Bethlehem or Bust
nytheatre.com review by Martin Denton
December 11, 2010
Bethlehem or Bust, a new holiday show by Jeff Lewonczyk, presented as part of the Brick Theater's Fight Fest, offers a fun new twist on a very famous story. The subtitle gives it away: "How the Three Kings Teamed Up to Deliver the World's Very First Christmas Presents." B or B combines a familiar Christmas narrative with a winking children's theatre sensibility (the three kings have to learn how to get along and cooperate before they can reach Baby Jesus) and spices both up with lots of action sequences.
The play is narrated by Lemuel, a shepherd who happens to befriend one of the kings and thus winds up being present at some pretty spectacular events. Lemuel is played with a sweet earnestness by Douglas MacKrell, setting a playful, kind, and ever-so-slightly ironic tone for the proceedings. Lemuel's faithful companion is a sheep, played by an uncredited but absolutely fetching stuffed toy; MacKrell animates the sheep delightfully, making the animal the show-stopping star of the show.
Speaking of stars, there's a big gold one hanging over the set throughout Bethlehem or Bust. This star has earned the attention of evil King Herod, who knows that it portends the birth of a king who may come to overpower him someday. Herod therefore wants to kidnap the infant, and to that end, he's enlisted three wise kings—Balthasar, a great inventor; Melchior, a brilliantly intuitive navigator; and Caspar, a super-intellectual wordsmith—to follow the star, find the baby, and deliver him to Herod. Lewonczyk depicts the three kings as quirky and childlike, much in need of the lessons they are about to learn on their journey, though adept in their own ways at their own specialties.
The kings agree to do Herod's bidding and then set off to find the child. Along the way, they encounter a variety of beasts and obstacles not mentioned in any version of the story of Jesus's birth that I've ever seen—Roman soldiers, a band of idiotic thieves, and a gryphon among them—with their inability to get along with one another proving to be the biggest barrier of all to their success.
I don't think I am spoiling anything by telling you that all works out well, with the kings delivering their presents of gold, frankincense, and myrrh to the Baby Jesus and then leading him and Mary and Joseph out of Herod's clutches into Egypt.
The fun, of course, is getting there; Lewonczyk and his director, Hope Cartelli, and his excellent cast ensure that this is so. The script is witty, the pace is quick, the mood is lighthearted and irreverent, and the action sequences are charming in their conception and variety—for example, the bandits are depicted as a Moe, Larry, and Curly of two thousand years ago, right down to the eye gouges, nose twists, and miscellaneous pokes and prods that make this particular sequence pretty hilarious (choreography of the fights is by Adam Swiderski and Alexis Black).
Designers Abernathy Bland and Katrina Frances Lewonczyk (production design), Julianne Kroboth (costumes), and Ian W. Hill (lighting) give the piece a school pageant-ish look.

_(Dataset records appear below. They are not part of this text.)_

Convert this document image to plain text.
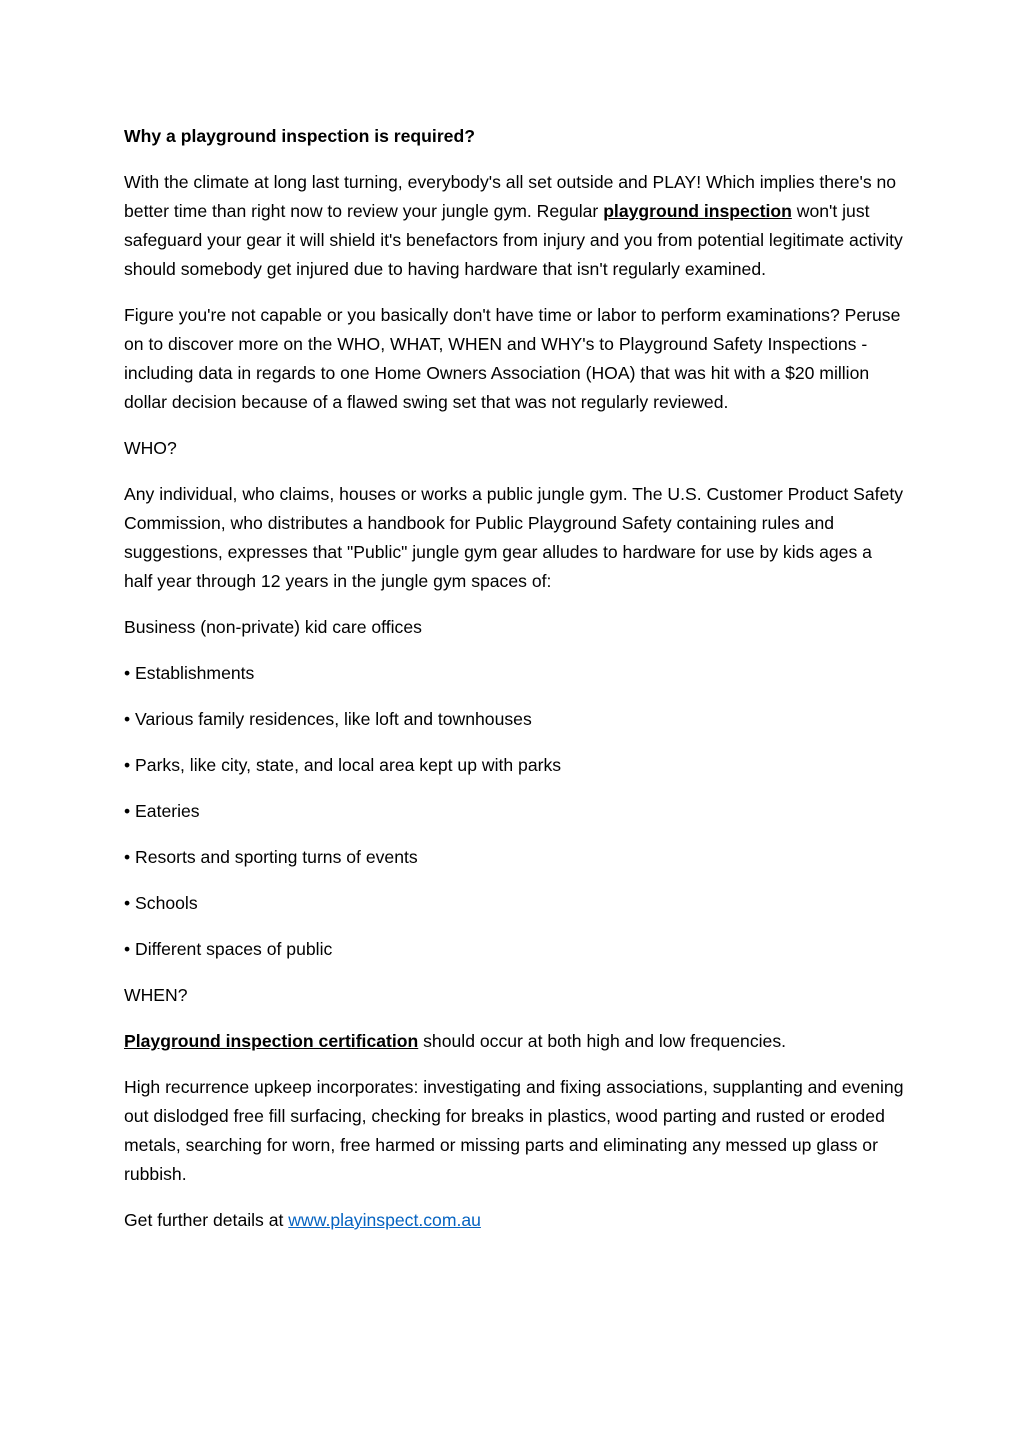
Why a playground inspection is required?

With the climate at long last turning, everybody's all set outside and PLAY! Which implies there's no better time than right now to review your jungle gym. Regular playground inspection won't just safeguard your gear it will shield it's benefactors from injury and you from potential legitimate activity should somebody get injured due to having hardware that isn't regularly examined.

Figure you're not capable or you basically don't have time or labor to perform examinations? Peruse on to discover more on the WHO, WHAT, WHEN and WHY's to Playground Safety Inspections - including data in regards to one Home Owners Association (HOA) that was hit with a $20 million dollar decision because of a flawed swing set that was not regularly reviewed.

WHO?

Any individual, who claims, houses or works a public jungle gym. The U.S. Customer Product Safety Commission, who distributes a handbook for Public Playground Safety containing rules and suggestions, expresses that "Public" jungle gym gear alludes to hardware for use by kids ages a half year through 12 years in the jungle gym spaces of:

Business (non-private) kid care offices

• Establishments

• Various family residences, like loft and townhouses

• Parks, like city, state, and local area kept up with parks

• Eateries

• Resorts and sporting turns of events

• Schools

• Different spaces of public

WHEN?

Playground inspection certification should occur at both high and low frequencies.

High recurrence upkeep incorporates: investigating and fixing associations, supplanting and evening out dislodged free fill surfacing, checking for breaks in plastics, wood parting and rusted or eroded metals, searching for worn, free harmed or missing parts and eliminating any messed up glass or rubbish.

Get further details at www.playinspect.com.au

And the actors seem to be having a grand time overplaying their silly roles, especially playwright Lewonczyk himself as a mean-mean-meanie of a King Herod and Timothy McCown Reynolds as the silliest king, Balthasar (he shines particularly in the sequence when the trio jumps the wall to enter Bethlehem).
The show is a lot of fun, perfect for adults and probably for kids as well—though I'd suggest chatting with the youngsters afterward about the real message of Christmas, which is not just about getting presents and certainly not about fighting duels and battles to achieve your goals!